I've started doing the homework on expanding the front of the building to add on display space for our "museum", a small classroom area for firearm education classes, and a more logical entrance to the shop than the odd way it was built for the original owner of the building back in 1989. I've already discussed the project with the building inspector who took the time to come out here to check out the situation.

We'll be doing the building in phases: first the slab, then the framing of a deck for the second floor, then closing in underneath it to complete the shell. With the always uncertain weather here in New England, we need to think through each step in the process to be sure that we don't have walls torn open when winter decided to hit.

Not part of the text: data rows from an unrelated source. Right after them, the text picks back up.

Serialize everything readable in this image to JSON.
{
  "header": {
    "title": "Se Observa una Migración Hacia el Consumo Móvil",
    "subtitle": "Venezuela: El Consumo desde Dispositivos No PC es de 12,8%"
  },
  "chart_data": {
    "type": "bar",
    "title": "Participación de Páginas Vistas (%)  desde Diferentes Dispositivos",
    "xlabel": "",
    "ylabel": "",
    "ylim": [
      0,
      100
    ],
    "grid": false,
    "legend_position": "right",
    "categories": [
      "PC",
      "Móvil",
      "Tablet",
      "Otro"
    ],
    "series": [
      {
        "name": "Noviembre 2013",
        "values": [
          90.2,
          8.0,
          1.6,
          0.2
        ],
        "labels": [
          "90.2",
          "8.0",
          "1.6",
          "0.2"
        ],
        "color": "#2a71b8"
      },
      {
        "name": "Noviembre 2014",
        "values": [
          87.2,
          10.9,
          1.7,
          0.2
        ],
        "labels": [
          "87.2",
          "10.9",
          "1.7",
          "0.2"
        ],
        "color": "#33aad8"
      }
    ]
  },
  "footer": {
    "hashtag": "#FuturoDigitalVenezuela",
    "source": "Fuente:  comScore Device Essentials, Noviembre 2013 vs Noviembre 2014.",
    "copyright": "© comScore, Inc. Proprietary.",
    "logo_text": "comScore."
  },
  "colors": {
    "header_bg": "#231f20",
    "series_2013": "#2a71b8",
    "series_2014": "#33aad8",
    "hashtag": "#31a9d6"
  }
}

I've got several ideas for how to lay out the interior of the addition, but nothing concrete yet. Last week we went down to Brattleboro and picked up a 12 foot long antique glass-topped display cabinet that will have to be worked into the design. It will be a great thing to display our artifact collection in a chronologically linear fashion which will make them easier to understand.

We are already working on plans for the spring: native village stuff like wigwams, ranger hut, guest cabin/sugar house, etc. I've promised Wendy that I won't begin any of them until the current projects are done! Before any of it gets planned in any detail, we need to spend a day or two out there with surveyor's tapes and compasses to draw a decent map of the property to plan it all out properly. What a great adventure!